Da das Weihnachtsfest nahte drehten sich die Gespräche der Kinder oft um Geschenke, und bange Fragen welche ihrer Wünsche wohl erfüllt werden würden, aber auch wie sie selbst Freude bereiten und ihre Lieben beschenken könnten. Ja, mit was könnten ihnen besondere Überraschungen gelingen? Sie hatten darüber gesprochen was sie sich selbst wünschten, und wie sie selbst mit kleinen Dingen ihre Lieben beglücken, vielleicht kleine Teilchen basteln wollten.
Heute hatte unter anderem Zeichnen auf dem Stundenplan gestanden, und die junge fröhliche Kunstlehrerin hatte die Kinder ermuntert und dazu aufgefordert, weihnachtliche Motive zu malen.
Bald waren die Erstklässler ganz vertieft in die Malerei, mit vor Eifer hochroten Bäckchen, und die unterschiedlichsten Vorstellungen wurden in fantastischen Farben zu Papier gebracht.

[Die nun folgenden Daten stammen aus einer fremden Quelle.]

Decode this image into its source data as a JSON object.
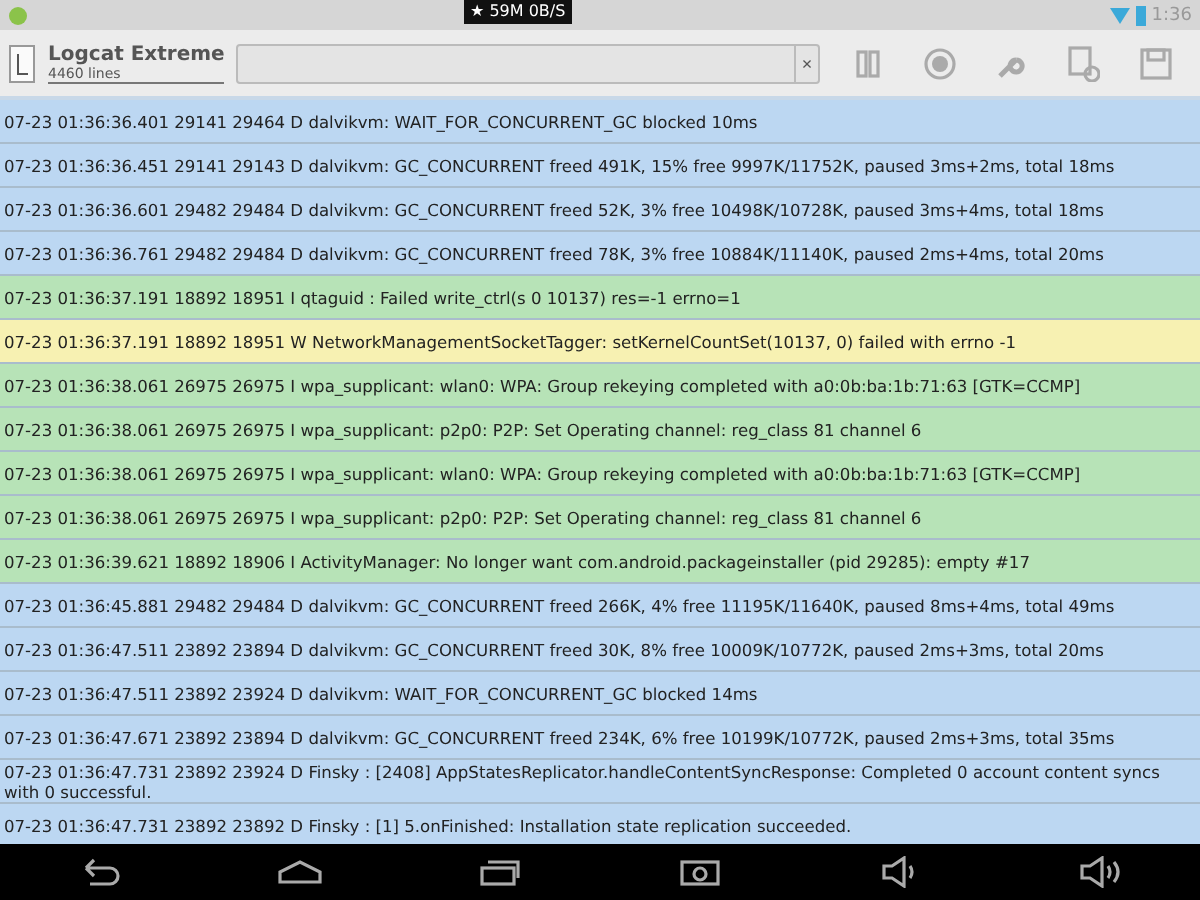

Matteo, ein vorwitziger kleiner Bursche, dessen Kopf immer voll krauser Gedanken war und immer gerne Späße machte, oder auch mal die Mädchen verulkte, stiefelte durch die Klasse zum Papierkorb. Dabei kam er am Pult der kl. Karla vorbei, sah auf ihr Bild und lachte laut auf. Erschrocken schaute die Kleine ihn an, und alle anderen Köpfe flogen in die Höhe und fragten sich warum er so ungeniert laut los prustete. „Schaut mal, sie hat einen schwarzen und einen roten Engel gemalt“ lachte er, „die gibt es ja gar nicht.“ Karla war sehr erschrocken, die Tränen schossen ihr in die Augen und ihr kleines Gesicht lief rot an, so schämte sie sich dass der Klassenkamerad ihre Engel so verlachte.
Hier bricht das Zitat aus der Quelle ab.